Don’t expect the same magic from 2006: Tigers exchange



By Dave Boucher and H. Jose Bosch

[Editor’s note: This exchange began shortly after Detroit took two out of three in Los Angeles and before the Tigers pooped themselves in Kansas City. Some of the comments have been altered to be more timely.]

HJB-Just when Tiger fans were biting their nails over Detroit’s awful road record, they took two out of three from the Angels followed by a series split with the Tampa Bay Rays. Then Detroit didn’t look back and began September with a six game winning streak. After sweeping the Rays and being swept by the Royals, the Tigers have three road series left, all within the division. Can they go over .500 on the road in September and will it be necessary to win the division?

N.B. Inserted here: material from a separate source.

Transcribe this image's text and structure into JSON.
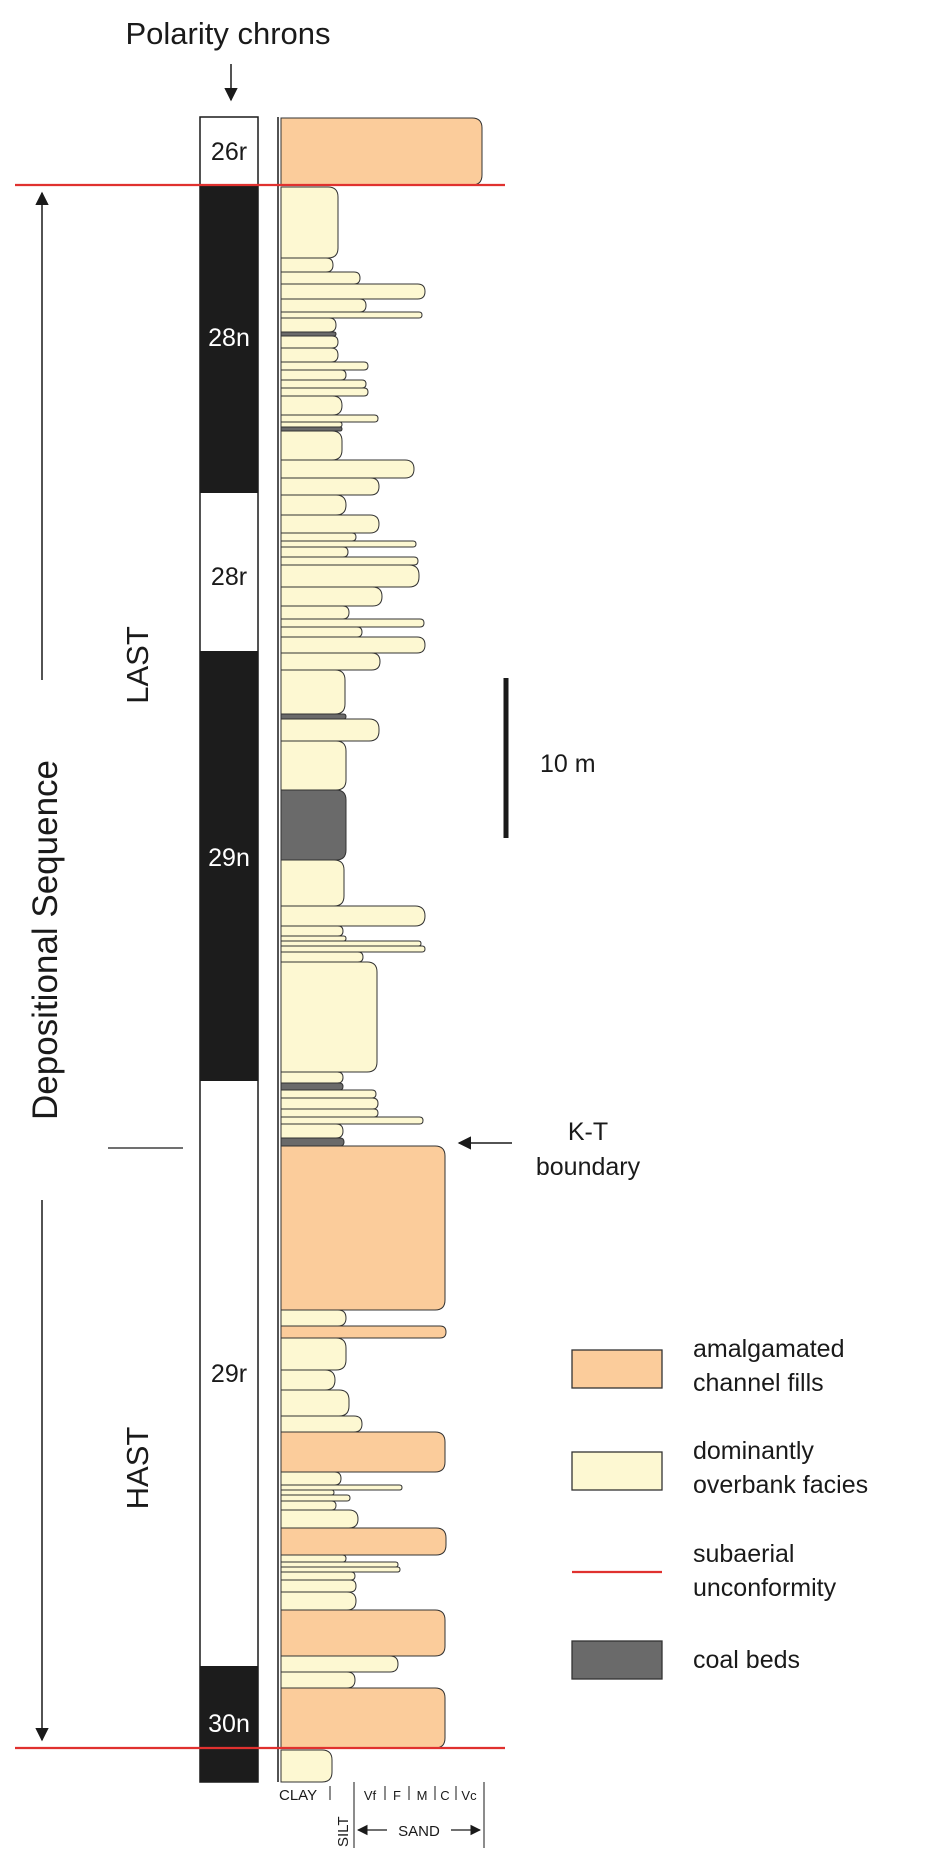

DB-Not only will Detroit go over .500 on the road for the rest of the season, they should take almost every series they play away from Comerica. Besides the next road trip to Tampa Bay, they get the Royals, Twins, Indians and Sox. I don’t even need to address the Royals series, and the Sox have more than struggled over the last couple of weeks. The Indians are 4-12 against the Tigers for the season; that leaves the Twins. They’re the only team that has enough talent to make the chase for the division tight. That doesn’t mean they will though: they have practically the same schedule as Detroit, with less offense and even shakier pitching. The two remaining series between the teams will be the deciding factor for the A.L. Central race. Look for the Twins to make up a little ground, but to fall short as Detroit stays at the top in September.
HJB- One trend I’ve noticed the last month of the season is that Edwin Jackson hasn’t been quite as sharp as he was through most of the year. Since the beginning of August opposing hitters are hitting .291 against him and his ERA was 4.83. Granted his record during that time was 5-3, so he’s giving the team a chance to win every time he goes out there. My next question is this: Will this be acceptable in the playoffs where runs are usually at a premium?

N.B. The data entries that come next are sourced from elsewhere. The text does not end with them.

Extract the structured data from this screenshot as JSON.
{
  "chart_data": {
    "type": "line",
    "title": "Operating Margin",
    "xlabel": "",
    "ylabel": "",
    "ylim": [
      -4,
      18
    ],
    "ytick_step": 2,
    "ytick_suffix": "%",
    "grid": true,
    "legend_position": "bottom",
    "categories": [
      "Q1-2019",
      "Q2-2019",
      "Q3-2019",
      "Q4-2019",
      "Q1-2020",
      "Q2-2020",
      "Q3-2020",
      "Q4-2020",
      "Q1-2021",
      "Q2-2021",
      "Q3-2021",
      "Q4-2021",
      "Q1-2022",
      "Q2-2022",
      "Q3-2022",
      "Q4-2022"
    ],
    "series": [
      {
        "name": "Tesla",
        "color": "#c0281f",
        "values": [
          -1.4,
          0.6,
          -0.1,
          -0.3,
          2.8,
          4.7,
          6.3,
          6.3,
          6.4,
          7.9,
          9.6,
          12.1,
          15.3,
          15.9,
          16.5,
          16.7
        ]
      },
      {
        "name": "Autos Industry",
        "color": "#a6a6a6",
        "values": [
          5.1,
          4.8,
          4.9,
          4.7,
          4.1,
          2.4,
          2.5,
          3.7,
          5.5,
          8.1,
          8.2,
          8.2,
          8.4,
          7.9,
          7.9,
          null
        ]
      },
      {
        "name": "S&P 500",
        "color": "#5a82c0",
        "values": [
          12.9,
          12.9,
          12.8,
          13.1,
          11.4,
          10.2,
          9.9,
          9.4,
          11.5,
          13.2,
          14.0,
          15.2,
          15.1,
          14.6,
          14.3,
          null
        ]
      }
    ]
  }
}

DB-No, Jackson is definitely going to need to reacquaint himself with control if the Tigers want to advance into the playoffs. After the abysmal series against the Royals though, it brings up two new questions for me: When we need to go to the bullpen in the sixth inning, who do we turn to? Zach Minor obviously can’t handle the pressure, and the rest of the relief has shown problems as well. Do we drop one of the starters into the pen once the playoffs begin. Along those lines, what teams in the playoffs do you see Detroit succeeding against, and which present problems? Other than the Yankees, of

HJB-All the Tigers need in the postseason pitching wise is Justin Verlander, Edwin Jackson, Jarrod Washburn and Rick Porcello in that order. Leyland might even get crazy and just rotate three pitchers. Personally, I think that’s Detroit’s best chance at winning in the post season. As for opponent, Detroit really doesn’t match up well with anyone on paper. They’ll probably play the Yankees and what can I say: on paper, Detroit is screwed. New York has a stronger lineup and a stronger pitching staff. Now, in 2006 the Yankees were heavily favored and still lost. But this Tiger team is much worse than the 2006 team. That team was really good but had a terrible second half of the year. This team is just mediocre.

What do you think Dave?

DB-I think you’re exactly right with the Tigers rotation. The pitching staff is key to any team advancing in the playoffs, but Detroit needs absolutely stellar performances from their aces to contend. I would even consider moving Porcello to the bullpen and working with a three man rotation. That way you could bring the rookie or Nate Robertson in as great relief after getting six or seven innings from your best hurlers.

We really, really need some offense as well. I think the pitchers will come out and play, but if guys like Inge, Cabrera and Magglio don’t swing the bat, they have absolutely no chance. When it comes down to it, I would love to see these guys belting balls into the bleachers as the D-Town cats proceed to the series. But it just won’t happen. They need the perfect storm of production from every on the team to succeed, and they still might not be able to make it by the Yankees. The sad and sorry truth: the Bronx Bombers may just be too good.